Use a process similar to the process described in Example 2, wherein Formula (3), (Formula, R ¹ is methoxy, 2- (2N-morpholino) -ethoxy, 2- (N, N-dimethyl) A compound of the general formula (1) (wherein the benzene ring A is 2-) using a suitable 1,2-dihydro-1-oxophthalazine-4-ylacetic acid derivative of amino) ethoxy or benzyloxy group as a starting material Fluoro-4-bromo phenyl group, and benzene ring B is unsubstituted). (Yield: 20-60%)

Example 45

1,2-dihydro-2-oxophthalazin-4-ylacetic acid (2.0 g) was added to a solution of sodium hydroxide (0.9 g) in methanol (70 ml) containing water (10 ml). The mixture was left until a clear solution was obtained, then treated with 4-bromo-2fluorobenzyl bromide (3.0 g) and heated at reflux for 3 hours. The solution was then evaporated and the residue was treated with water and extracted with ether (3 x 80 ml). The aqueous layer was treated with concentrated hydrochloric acid to acidify to pH 2. The precipitated solid was collected by filtration, washed twice with water and then recrystallized with methanol to give 2- (4-bromo-2-fluorobenzyl) -1,2-dihydro-1-oxophthalazin-4-yl Acetic acid * (0.45 g) was obtained.

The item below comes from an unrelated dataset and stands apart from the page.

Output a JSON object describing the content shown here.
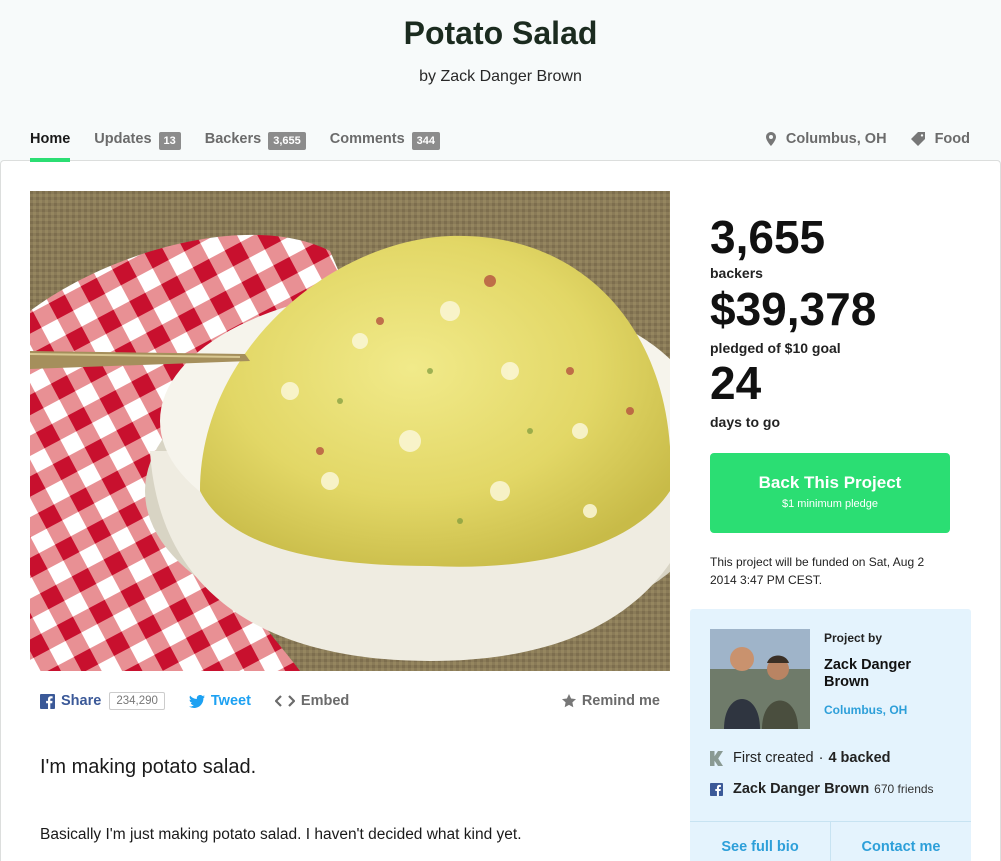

Melting point 183-185 ° C.

Note: This compound crystallizes in polymorphic form and has a melting point of 184-185 ° C.

Phosphorus form (methanol with some water) and melting point 180-182 ° C (second crystal from anhydrous methanol).

Example 46

Sodium hydride (0.5 g; 50% w / w in mineral oil) in a solution of ethyl 1,2-dihydro-1-oxophthalazin-4-yl acetate (2.32 g) in dimethylformamide (50 ml) was stirred. Suspension). When boiling stops, the mixture is stirred at room temperature for 90 minutes.

A 3,4-dichlorobenzyl chloride (2.0 g) solution dissolved in dimethylformamide (5 ml) was added again and the mixture was stirred at room temperature for 3 hours. The reaction mixture was poured into water (400 ml) and the precipitated solid was collected by filtration, washed with water and dried in air and recrystallized twice from propan-2-ol to give ethyl 2- (3,4-dichlorobenzyl)- 1,2-dihydro-1-oxophthalazin-4-ylacetate (2.1 g) was produced. Melting point 139-141 ° C.

Claims (1)

As described above in the text, 2-benzyl-1,2-dihydro-1- of formula (1) characterized by reacting a compound of formula (3) with a halide of formula (4): Method for preparing oxophthalazine-monoacetic acid derivative.

Food, R ¹ is a C _1-4 alkoxy group optionally having a hydroxy or benzyloxy group or an N-morpholino or di-C _1-4 alkylamino group; Substituents R ² , R ³ _and R ⁴ on the benzene ring A are selected from any of the following combinations. In other words (a) R ² is a fluoro or methoxy group, R ³ is hydrogen, R ⁴ is a chloro, bromo or iodine group, R ⁵ is hydrogen or a halogeno group; (b) R ² , R ³ and R ⁵ are hydrogen, R ⁴ is a bromo or iodine group; (C) R ² is hydrogen or fluoro, R ³ and R ⁵ are the same or different halogeno groups, R ⁴ is hydrogen, (d) R ² is hydrogen or fluoro, R ³ and R ⁴ are the same or different halogeno groups, R ⁵ is hydrogen, (e) R ² is hydrogen, R ³ and R ⁵ are each a fluoro or chloro group, R ⁴ is a chloro, bromo or iodine group; R ⁶ , R ⁷ and R ⁸ on the benzene ring B are each hydrogen, halogeno, C _1-4 alkyl and C _1-4 alkoxy group; Or R ⁶ and R ⁷ together form a C _1-4 alkyl dioxy diradical when at least one of R ⁶ , R ⁷ and R ⁸ is hydrogen; Hal is a chloro, bromo or iodine group.